Suppose you were to ask w2merger to make you a grid from radar data and you specify the top (northwest) corner with -t and bottom (southeast) corner with -b and spacing with -s as (35,-97), (34.97, -96.97) and (0.01,0.01) respectively. You would then get this 3×3 grid:
I have found that if you consider that all pixels occupy a definite area of the earth, the above representation becomes very logical. It is also intuitive in that there are 3 pixels between 35 degrees and 34.97 degrees at a spacing of 0.01 degrees.
In the netcdf files output by WDSS-II, you will find that the northwest corner and the grid spacing for the above grid would be encoded as (35,-97) and (0.01,0.01).
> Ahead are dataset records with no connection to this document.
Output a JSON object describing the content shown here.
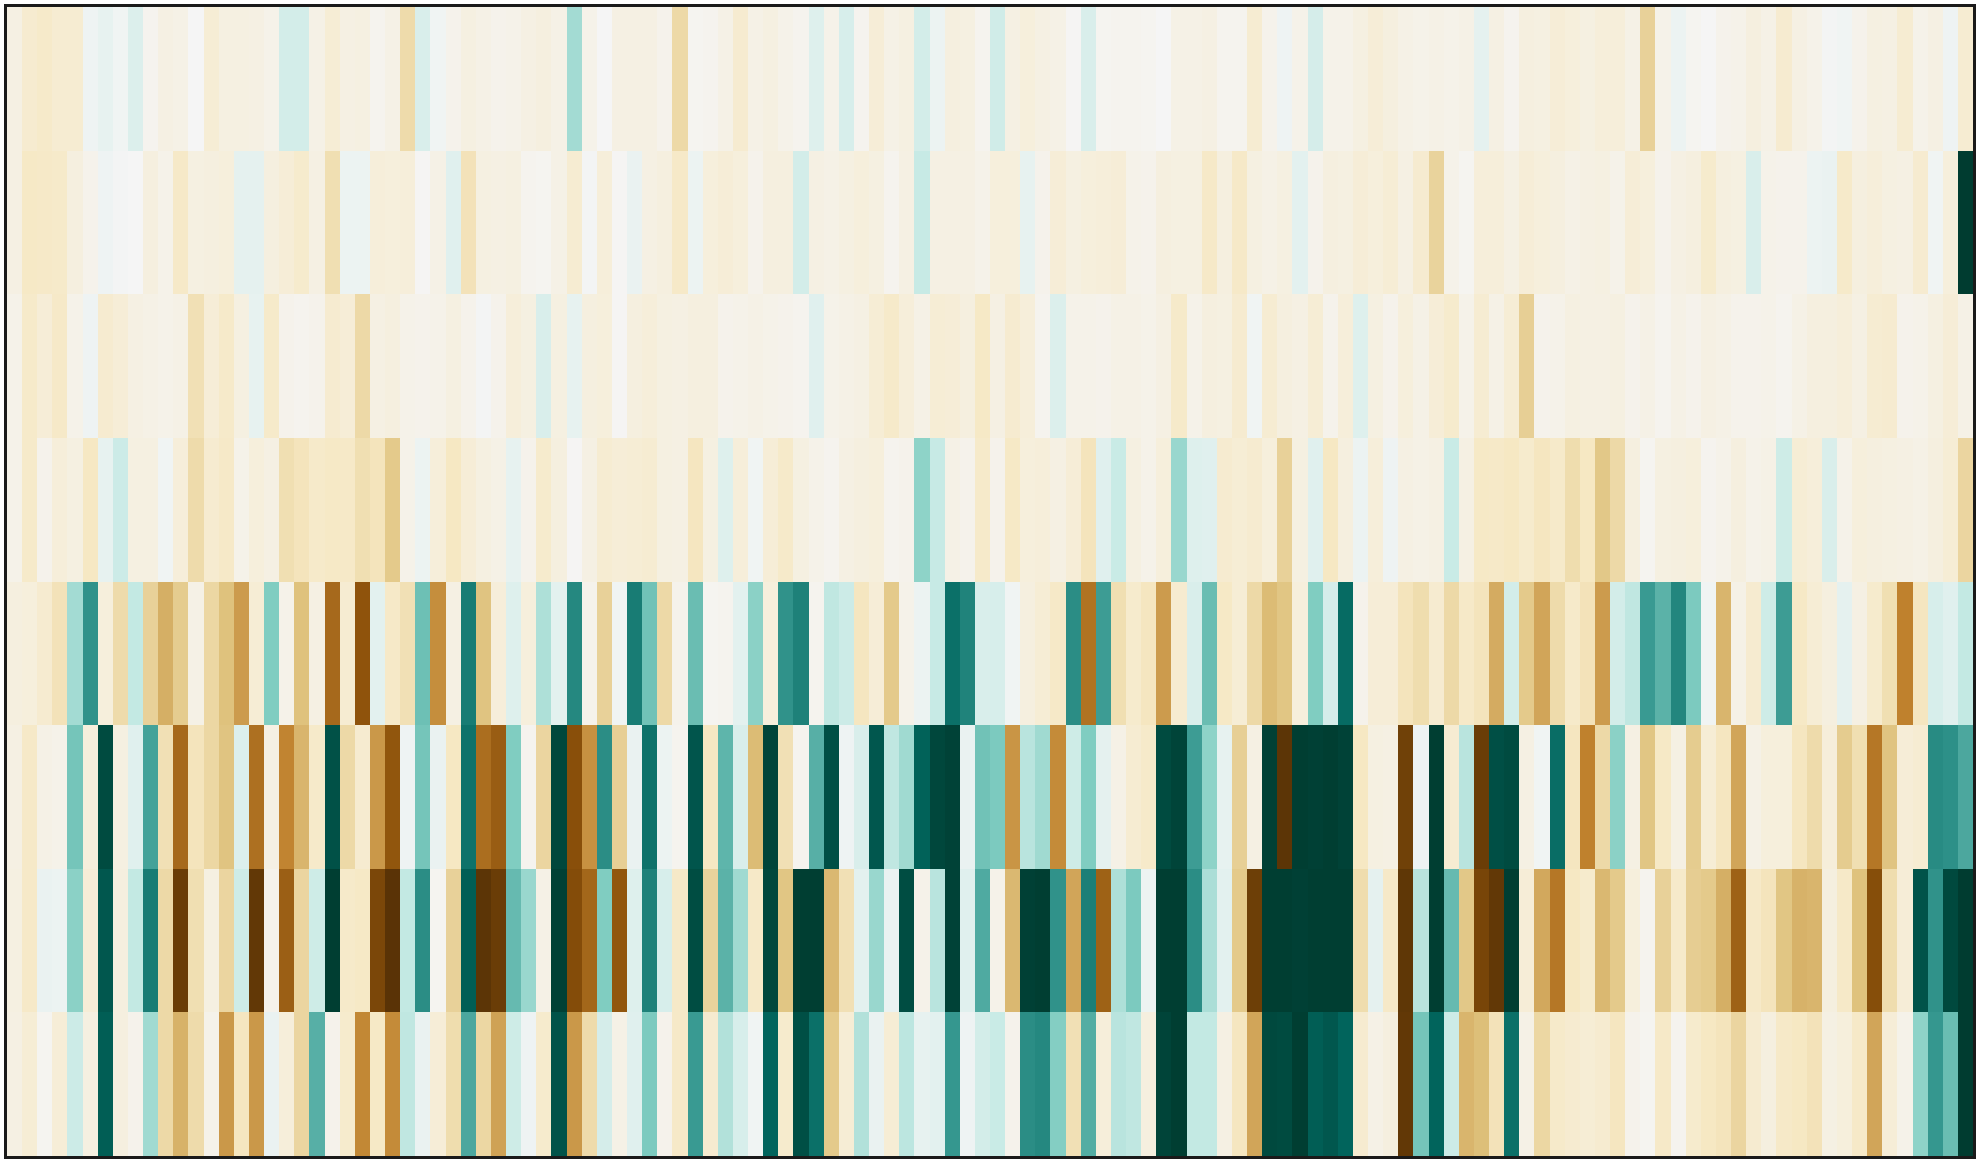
{
  "chart_data": {
    "type": "heatmap",
    "title": "",
    "xlabel": "",
    "ylabel": "",
    "n_rows": 8,
    "n_cols": 130,
    "value_range": [
      -1,
      1
    ],
    "colormap": "BrBG",
    "axes_visible": false,
    "colorbar": false,
    "cells": [
      [
        -0.07,
        -0.15,
        -0.17,
        -0.14,
        -0.14,
        0.03,
        0.06,
        0.02,
        0.11,
        -0.03,
        -0.07,
        -0.06,
        0.0,
        -0.13,
        -0.08,
        -0.08,
        -0.07,
        -0.05,
        0.15,
        0.15,
        -0.06,
        -0.13,
        -0.07,
        -0.08,
        -0.03,
        -0.06,
        -0.27,
        0.12,
        0.02,
        -0.04,
        -0.08,
        -0.06,
        -0.04,
        -0.05,
        -0.07,
        -0.09,
        -0.06,
        0.3,
        -0.05,
        -0.0,
        -0.07,
        -0.07,
        -0.07,
        -0.04,
        -0.28,
        -0.02,
        -0.03,
        -0.06,
        -0.15,
        -0.06,
        -0.08,
        -0.05,
        -0.03,
        0.1,
        -0.05,
        0.13,
        -0.03,
        -0.12,
        -0.06,
        -0.08,
        0.15,
        0.04,
        -0.09,
        -0.08,
        -0.03,
        0.16,
        -0.07,
        -0.1,
        -0.07,
        -0.06,
        -0.01,
        0.12,
        -0.02,
        -0.03,
        -0.03,
        -0.02,
        0.0,
        -0.06,
        -0.06,
        -0.07,
        -0.03,
        -0.03,
        -0.14,
        -0.04,
        0.03,
        -0.05,
        0.14,
        -0.05,
        -0.05,
        -0.08,
        -0.12,
        -0.09,
        -0.06,
        -0.05,
        -0.06,
        -0.05,
        -0.06,
        0.07,
        -0.07,
        -0.03,
        -0.09,
        -0.08,
        -0.12,
        -0.1,
        -0.08,
        -0.11,
        -0.11,
        -0.06,
        -0.32,
        -0.05,
        0.04,
        -0.02,
        0.0,
        -0.04,
        -0.05,
        -0.09,
        -0.06,
        -0.15,
        -0.07,
        -0.05,
        0.01,
        0.02,
        -0.04,
        -0.08,
        -0.07,
        -0.14,
        -0.05,
        -0.07,
        0.03,
        -0.14
      ],
      [
        -0.07,
        -0.19,
        -0.18,
        -0.17,
        -0.09,
        -0.04,
        0.03,
        0.01,
        -0.0,
        -0.09,
        -0.05,
        -0.18,
        -0.08,
        -0.09,
        -0.1,
        0.07,
        0.07,
        -0.09,
        -0.12,
        -0.16,
        -0.07,
        -0.25,
        0.04,
        0.04,
        -0.11,
        -0.1,
        -0.11,
        -0.01,
        -0.06,
        0.09,
        -0.23,
        -0.08,
        -0.07,
        -0.08,
        -0.03,
        -0.02,
        -0.06,
        -0.14,
        0.01,
        -0.11,
        -0.01,
        0.05,
        -0.07,
        -0.09,
        -0.18,
        0.04,
        -0.1,
        -0.12,
        -0.1,
        -0.04,
        -0.09,
        -0.09,
        0.15,
        -0.07,
        -0.06,
        -0.08,
        -0.1,
        -0.08,
        -0.03,
        -0.07,
        0.2,
        -0.07,
        -0.07,
        -0.07,
        -0.05,
        -0.1,
        -0.1,
        0.06,
        -0.04,
        -0.12,
        -0.08,
        -0.1,
        -0.11,
        -0.12,
        -0.05,
        -0.04,
        -0.09,
        -0.08,
        -0.08,
        -0.18,
        -0.09,
        -0.18,
        -0.08,
        -0.06,
        -0.08,
        0.08,
        -0.04,
        -0.09,
        -0.08,
        -0.12,
        -0.1,
        -0.13,
        -0.07,
        -0.15,
        -0.31,
        -0.05,
        -0.02,
        -0.11,
        -0.11,
        -0.07,
        -0.12,
        -0.1,
        -0.09,
        -0.06,
        -0.07,
        -0.08,
        -0.05,
        -0.12,
        -0.1,
        -0.04,
        -0.07,
        -0.09,
        -0.16,
        -0.09,
        -0.08,
        0.12,
        -0.05,
        -0.04,
        -0.04,
        0.04,
        0.05,
        -0.17,
        -0.09,
        -0.11,
        -0.08,
        -0.07,
        -0.15,
        0.02,
        -0.1
      ],
      [
        -0.05,
        -0.17,
        -0.12,
        -0.18,
        -0.05,
        0.03,
        -0.15,
        -0.12,
        -0.07,
        -0.06,
        -0.05,
        -0.06,
        -0.24,
        -0.12,
        -0.17,
        -0.08,
        0.06,
        -0.17,
        -0.04,
        -0.03,
        -0.04,
        -0.15,
        -0.12,
        -0.28,
        -0.07,
        -0.09,
        -0.05,
        -0.04,
        -0.05,
        -0.08,
        -0.04,
        0.01,
        -0.04,
        -0.11,
        -0.08,
        0.12,
        -0.08,
        0.06,
        -0.09,
        -0.1,
        -0.01,
        -0.09,
        -0.11,
        -0.08,
        -0.07,
        -0.09,
        -0.09,
        -0.04,
        -0.05,
        -0.06,
        -0.05,
        -0.04,
        -0.03,
        0.09,
        -0.05,
        -0.06,
        -0.07,
        -0.13,
        -0.17,
        -0.11,
        -0.06,
        -0.13,
        -0.12,
        -0.09,
        -0.19,
        -0.07,
        -0.15,
        -0.11,
        -0.03,
        0.11,
        -0.05,
        -0.05,
        -0.04,
        -0.06,
        -0.06,
        -0.05,
        -0.07,
        -0.17,
        -0.05,
        -0.09,
        -0.08,
        -0.15,
        0.02,
        -0.14,
        -0.09,
        -0.07,
        -0.13,
        -0.04,
        -0.11,
        0.1,
        -0.08,
        -0.04,
        -0.1,
        -0.06,
        -0.12,
        -0.16,
        -0.05,
        -0.14,
        -0.06,
        -0.13,
        -0.33,
        -0.04,
        -0.05,
        -0.08,
        -0.07,
        -0.07,
        -0.08,
        -0.04,
        -0.06,
        -0.03,
        -0.06,
        -0.04,
        -0.07,
        -0.06,
        -0.04,
        -0.04,
        -0.05,
        -0.03,
        -0.06,
        -0.09,
        -0.09,
        -0.11,
        -0.07,
        -0.14,
        -0.15,
        -0.04,
        -0.05,
        -0.08,
        -0.12,
        -0.06
      ],
      [
        -0.05,
        -0.17,
        -0.04,
        -0.11,
        -0.08,
        -0.2,
        0.06,
        0.18,
        -0.08,
        -0.08,
        0.02,
        -0.11,
        -0.27,
        -0.15,
        -0.18,
        -0.05,
        -0.1,
        -0.07,
        -0.25,
        -0.22,
        -0.17,
        -0.19,
        -0.18,
        -0.25,
        -0.22,
        -0.36,
        -0.05,
        0.04,
        -0.11,
        -0.2,
        -0.12,
        -0.08,
        -0.06,
        0.06,
        -0.04,
        -0.16,
        -0.09,
        -0.01,
        -0.07,
        -0.14,
        -0.12,
        -0.13,
        -0.14,
        -0.08,
        -0.07,
        -0.21,
        -0.08,
        0.1,
        -0.11,
        0.02,
        -0.12,
        -0.17,
        -0.08,
        -0.05,
        -0.03,
        -0.07,
        -0.09,
        -0.1,
        -0.03,
        -0.04,
        0.36,
        0.2,
        -0.06,
        -0.04,
        -0.17,
        -0.04,
        -0.19,
        -0.1,
        -0.11,
        -0.07,
        -0.12,
        -0.22,
        0.09,
        0.19,
        -0.08,
        -0.05,
        -0.1,
        0.33,
        0.1,
        0.09,
        -0.15,
        -0.13,
        -0.15,
        -0.1,
        -0.32,
        -0.08,
        0.09,
        -0.2,
        -0.09,
        0.04,
        -0.11,
        0.03,
        -0.07,
        -0.06,
        -0.07,
        0.19,
        -0.07,
        -0.19,
        -0.18,
        -0.2,
        -0.16,
        -0.21,
        -0.17,
        -0.26,
        -0.2,
        -0.37,
        -0.28,
        -0.09,
        -0.02,
        -0.08,
        -0.09,
        -0.1,
        -0.03,
        -0.05,
        -0.09,
        -0.05,
        -0.06,
        0.17,
        -0.13,
        -0.11,
        0.12,
        -0.05,
        -0.1,
        -0.09,
        -0.08,
        -0.07,
        -0.06,
        -0.09,
        -0.13,
        -0.3
      ],
      [
        -0.09,
        -0.1,
        -0.15,
        -0.23,
        0.3,
        0.62,
        -0.1,
        -0.27,
        0.21,
        -0.32,
        -0.46,
        -0.35,
        -0.06,
        -0.29,
        -0.4,
        -0.52,
        -0.13,
        0.4,
        -0.05,
        -0.4,
        -0.07,
        -0.7,
        -0.14,
        -0.79,
        0.08,
        -0.18,
        -0.24,
        0.45,
        -0.56,
        -0.07,
        0.71,
        -0.39,
        -0.11,
        0.1,
        -0.1,
        0.27,
        0.08,
        0.66,
        -0.04,
        -0.32,
        0.02,
        0.71,
        0.44,
        -0.28,
        -0.04,
        0.46,
        -0.02,
        -0.03,
        0.08,
        0.37,
        -0.1,
        0.62,
        0.69,
        -0.03,
        0.22,
        0.18,
        -0.21,
        -0.12,
        -0.36,
        -0.05,
        0.04,
        0.2,
        0.76,
        0.68,
        0.12,
        0.13,
        0.02,
        -0.09,
        -0.13,
        -0.18,
        0.64,
        -0.66,
        0.58,
        -0.25,
        -0.16,
        -0.21,
        -0.52,
        -0.15,
        0.12,
        0.46,
        -0.19,
        -0.13,
        -0.28,
        -0.42,
        -0.38,
        -0.1,
        0.4,
        0.14,
        0.78,
        -0.04,
        -0.12,
        -0.12,
        -0.22,
        -0.26,
        -0.15,
        -0.28,
        -0.18,
        -0.22,
        -0.47,
        0.15,
        -0.36,
        -0.49,
        -0.27,
        -0.17,
        -0.23,
        -0.52,
        0.15,
        0.22,
        0.59,
        0.5,
        0.67,
        0.41,
        0.02,
        -0.44,
        -0.06,
        -0.15,
        0.17,
        0.58,
        -0.19,
        -0.13,
        -0.09,
        0.07,
        -0.07,
        -0.16,
        -0.25,
        -0.6,
        -0.21,
        0.13,
        0.09,
        0.21
      ],
      [
        -0.07,
        -0.18,
        -0.06,
        -0.05,
        0.43,
        -0.1,
        0.93,
        -0.08,
        0.09,
        0.56,
        -0.24,
        -0.7,
        -0.22,
        -0.29,
        -0.39,
        0.11,
        -0.67,
        -0.07,
        -0.59,
        -0.44,
        -0.17,
        0.9,
        -0.28,
        -0.15,
        -0.53,
        -0.78,
        0.03,
        0.43,
        0.05,
        -0.2,
        0.75,
        -0.68,
        -0.75,
        0.4,
        -0.03,
        -0.3,
        0.95,
        -0.81,
        -0.55,
        0.64,
        -0.33,
        0.05,
        0.75,
        0.04,
        -0.03,
        0.88,
        -0.2,
        0.49,
        0.12,
        -0.42,
        0.96,
        -0.24,
        -0.03,
        0.51,
        0.91,
        0.03,
        0.12,
        0.87,
        0.22,
        0.31,
        0.82,
        0.95,
        0.97,
        0.05,
        0.44,
        0.41,
        -0.54,
        0.24,
        0.31,
        -0.57,
        0.17,
        0.4,
        0.07,
        -0.06,
        -0.14,
        -0.17,
        0.93,
        0.96,
        0.58,
        0.36,
        0.06,
        -0.33,
        -0.07,
        0.98,
        -0.97,
        0.99,
        0.98,
        0.99,
        0.97,
        -0.2,
        -0.08,
        -0.07,
        -0.9,
        0.03,
        0.99,
        -0.14,
        0.24,
        -0.92,
        0.91,
        0.93,
        -0.07,
        0.02,
        0.77,
        -0.21,
        -0.6,
        -0.28,
        0.37,
        -0.07,
        -0.38,
        -0.19,
        -0.07,
        -0.35,
        -0.13,
        -0.21,
        -0.49,
        -0.06,
        -0.1,
        -0.1,
        -0.21,
        -0.27,
        -0.11,
        -0.35,
        -0.25,
        -0.64,
        -0.39,
        -0.12,
        -0.14,
        0.65,
        0.63,
        0.54
      ],
      [
        -0.08,
        -0.18,
        0.05,
        0.04,
        0.37,
        -0.12,
        0.87,
        -0.09,
        0.21,
        0.71,
        -0.28,
        -0.92,
        -0.25,
        -0.08,
        -0.3,
        0.17,
        -0.95,
        -0.04,
        -0.74,
        -0.3,
        0.17,
        0.99,
        -0.17,
        -0.19,
        -0.86,
        -0.98,
        0.21,
        0.64,
        -0.02,
        -0.32,
        0.84,
        -0.97,
        -0.92,
        0.47,
        0.33,
        -0.06,
        0.98,
        -0.83,
        -0.71,
        0.4,
        -0.78,
        0.1,
        0.69,
        0.13,
        -0.18,
        0.92,
        -0.31,
        0.5,
        0.31,
        -0.18,
        0.95,
        -0.38,
        0.99,
        0.99,
        -0.43,
        -0.24,
        0.08,
        0.33,
        0.05,
        0.92,
        -0.05,
        0.24,
        0.97,
        0.09,
        0.53,
        -0.05,
        -0.43,
        0.98,
        0.99,
        0.62,
        -0.49,
        0.7,
        -0.73,
        0.27,
        0.41,
        0.04,
        0.99,
        0.99,
        0.64,
        0.28,
        0.08,
        -0.36,
        -0.91,
        0.99,
        0.99,
        0.98,
        0.99,
        0.99,
        0.99,
        -0.26,
        0.07,
        -0.18,
        -0.96,
        0.24,
        0.99,
        0.47,
        -0.37,
        -0.87,
        -0.95,
        0.99,
        -0.12,
        -0.48,
        -0.64,
        -0.2,
        -0.16,
        -0.43,
        -0.36,
        -0.1,
        -0.03,
        -0.32,
        -0.17,
        -0.34,
        -0.36,
        -0.46,
        -0.73,
        -0.18,
        -0.22,
        -0.38,
        -0.45,
        -0.44,
        -0.09,
        -0.18,
        -0.4,
        -0.82,
        -0.26,
        -0.12,
        0.89,
        0.62,
        0.94
      ],
      [
        -0.07,
        -0.13,
        -0.02,
        -0.12,
        0.18,
        -0.08,
        0.84,
        -0.09,
        -0.04,
        0.31,
        -0.28,
        -0.45,
        -0.27,
        -0.05,
        -0.53,
        -0.21,
        -0.53,
        0.05,
        -0.11,
        -0.3,
        0.51,
        -0.04,
        -0.16,
        -0.58,
        -0.19,
        -0.57,
        0.22,
        0.05,
        -0.12,
        -0.26,
        0.54,
        -0.29,
        -0.5,
        0.17,
        0.03,
        -0.16,
        0.89,
        -0.53,
        -0.27,
        0.14,
        -0.06,
        0.09,
        0.41,
        -0.04,
        -0.18,
        0.59,
        -0.15,
        0.26,
        0.13,
        0.02,
        0.81,
        -0.16,
        0.91,
        0.76,
        -0.36,
        -0.13,
        0.26,
        0.05,
        -0.13,
        0.23,
        0.06,
        0.08,
        0.6,
        0.03,
        0.15,
        0.19,
        -0.04,
        0.64,
        0.66,
        0.39,
        -0.24,
        0.52,
        -0.11,
        0.24,
        0.22,
        -0.09,
        0.96,
        0.99,
        0.21,
        0.21,
        -0.07,
        -0.21,
        -0.49,
        0.94,
        0.93,
        0.99,
        0.84,
        0.87,
        0.81,
        -0.15,
        -0.06,
        -0.09,
        -0.95,
        0.43,
        0.81,
        0.18,
        -0.44,
        -0.41,
        -0.23,
        0.76,
        -0.06,
        -0.29,
        -0.17,
        -0.15,
        -0.13,
        -0.15,
        -0.21,
        -0.04,
        -0.02,
        -0.18,
        -0.03,
        -0.16,
        -0.2,
        -0.22,
        -0.3,
        -0.15,
        -0.09,
        -0.18,
        -0.2,
        -0.23,
        -0.07,
        -0.1,
        -0.18,
        -0.49,
        -0.12,
        -0.05,
        0.36,
        0.6,
        0.46
      ]
    ]
  }
}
So, are the pixels in WDSS-II defined by their north-west corners? Unfortunately, no. For that, you have to take into account that while a pixel occupies a certain area, it has only one value. Which location within the pixel does that value correspond to? The value of a bin is the average value within the region covered by that bin.
The answer to the second question leads to some tricky semantics. Before we get to those, let’s move on from the world geographic system to the projected coordinate system of the grid itself (see ArcGIS for an explanation of the difference). Because the projection in question is Platee Carree, the transformation is a simple linear one between pixel coordinates and latitude-longitude, but such a transformation exists. For this coordinate system, the (0,0) point is the center of the northwest grid point. This is needed so that we can think of a pixel’s value as being the average value within the bin if we had somehow had infinite resolution. The grid’s coordinate system, to put a picture to it, is like this:
A couple of things may warrant noting. The first coordinate (the slower-changing one) is the latitude direction and the second coordinate (the faster changing one) is the longitude one. In other words, grid values are written starting from the northwest corner in rows. Confusingly, the first coordinate (the “vertical” one if you are staring at an image) is called the x-axis in the sparse-grid netcdf format (“pixel_x”) and is the coordinate we ask for first on all command-lines that ask for a position or length. [Side note: This is because my background is in image processing and linear algebra where this right-handed coordinate system is common. By the time I figured out that meteorologists and computer graphics used “x” for the “horizontal” dimension, it was too late and there was too much code written with the matrix notation firmly in place.]
The two definitions above are very intuitive, and if you don’t think much about it, you will probably end up doing the right thing. But just to make sure you are thinking about this the right way, try to answer this question. Given the grid above, what is the value at the location denoted by a star in this diagram?
To find the nearest neighbor to a point (lat,lon) you would start by computing floor( (nwlat-lat)/deltalat ) to get the first pixel coordinate and floor( (lon-nwlon)/deltalon ) to get the second pixel coordinate. If you wished to interpolate, you would also compute the ceil() besides computing the floor() so that you get the four pixels in question. Then, you would compute the distance of the stars from the pixel centers to get distance-weights and then compute a weighted average of the four values.